The incidence of AE-IIPs in winter was only significantly higher in infection-triggered AE-IIPs compared with other types of AE-IIPs. In the INPULSIS trial, a phase 3 clinical trial of nintedanib for IPF, the incidence of AE-IIPs was also higher in winter than in other seasons [25]. In this study, AE-IIPs was not divided into idiopathic and triggered types. Consistent with this, another publication has reported that the incidence of AE-IIPs in winter is significantly higher than that in the other seasons [26]. However, although Teramachi et al. reported a higher AE-IIPs incidence in idiopathic patients in winter than in other seasons, there was no significant seasonal difference in patients with triggered AE-IIPs [21]. In general, AE-IIPs more commonly develop in winter than in other seasons because viral respiratory infections and other winter-specific factors may be associated with the development of AE-IIPs. This conclusion is supported by the results of the INPULSIS trial, as well as our current results.

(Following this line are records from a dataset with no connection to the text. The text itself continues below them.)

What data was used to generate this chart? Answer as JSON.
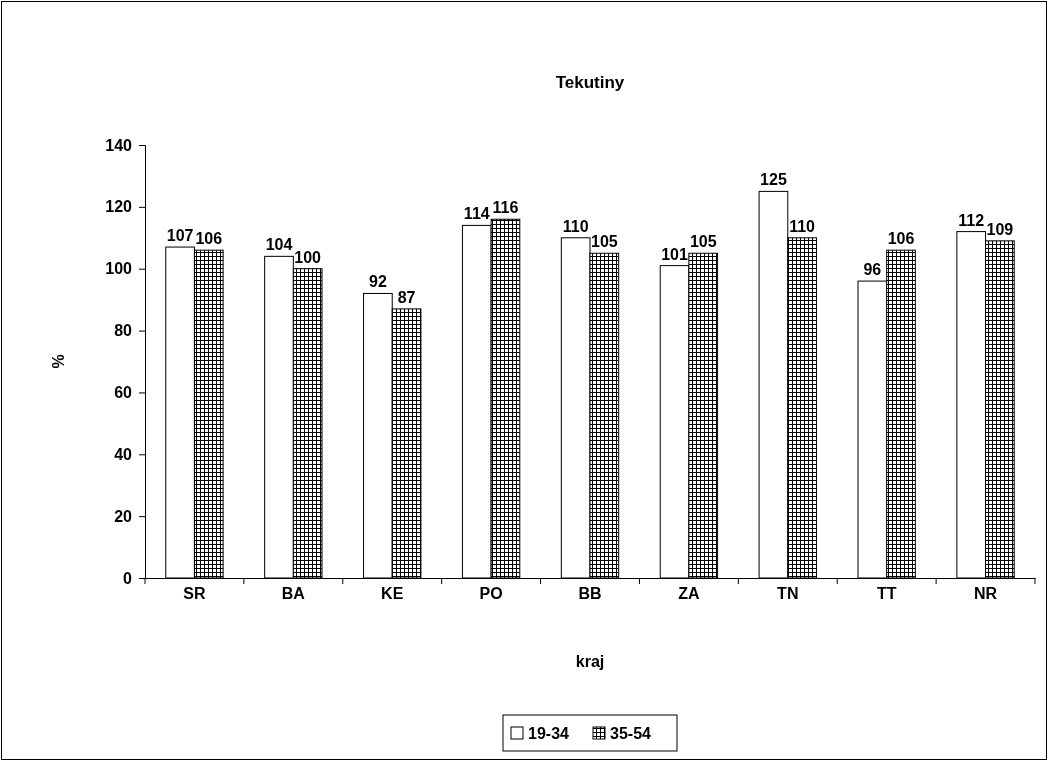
{
  "chart_data": {
    "type": "bar",
    "title": "Tekutiny",
    "xlabel": "kraj",
    "ylabel": "%",
    "categories": [
      "SR",
      "BA",
      "KE",
      "PO",
      "BB",
      "ZA",
      "TN",
      "TT",
      "NR"
    ],
    "series": [
      {
        "name": "19-34",
        "color": "#ffffff",
        "values": [
          107,
          104,
          92,
          114,
          110,
          101,
          125,
          96,
          112
        ]
      },
      {
        "name": "35-54",
        "color": "#000000",
        "values": [
          106,
          100,
          87,
          116,
          105,
          105,
          110,
          106,
          109
        ]
      }
    ],
    "ylim": [
      0,
      140
    ],
    "yticks": [
      0,
      20,
      40,
      60,
      80,
      100,
      120,
      140
    ],
    "grid": false,
    "legend": "bottom",
    "data_labels": true
  }
}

This study is subject to several limitations. First, this was a small retrospective study. Although there was a moderate number of patients with CF-IIPs at our hospital, the incidence of AE-IIPs was approximately 10–20% per year [4, 24]. Therefore, it is difficult to recruit a large number of patients who have developed AE-IIPs. Second, almost patients were diagnosed and classified into each CF-IIPs based on HRCT findings, serological findings, and medical examination by an interview, but not on histological findings. Therefore, the patients’ backgrounds were heterogeneous, and survival may have resulted from selection bias. Then, although 3 patients showed a NSIP pattern (GGO and/or reticular shadow on the bronchovascular bundles) on the HRCT, these patients were diagnosed with UCIP due to presence of both UIP and NSIP patterns or other mixed pathological features. We considered it to be a coincidence that there were no patients diagnosed with NSIP by small group bias. Moreover, there were no significant differences in baseline IIPs types among the clinical AE-IIPs types and between AE-IIPs and bacterial pneumonia superimposed on CF-IIPs Thus, it may not be important to classify IIPs in detail to distinguish among the clinical AE-IIPs types and baseline IIPs types in order to predict the prognosis of AE-IIPs in our study. Third, it was strictly difficult to distinguish between infection-triggered AE-IIPs and development of bacterial pneumonia in patients with CF-IIPs. Although MST was significantly longer in bacterial pneumonia than in infection-triggered AE-IIPs, patients who only developed pneumonia may be accidentally confused with infection-triggered AE-IIPs. Fourth, in our study, we collected the data on pulmonary function within 6 months of the development of AE-IIPs. Since the pulmonary function results were over 6 months old, this was not appropriate for evaluating the association between the pulmonary function and AE-IIPs development. Therefore, we evaluated pulmonary function in only 39 patients. Evaluation of pulmonary function only using data from half of the total patients may result in a lower accuracy.

Conclusion

Our findings suggest that patients with infection-triggered AE-IIPs have a better prognosis than do patients with other types of AE-IIPs.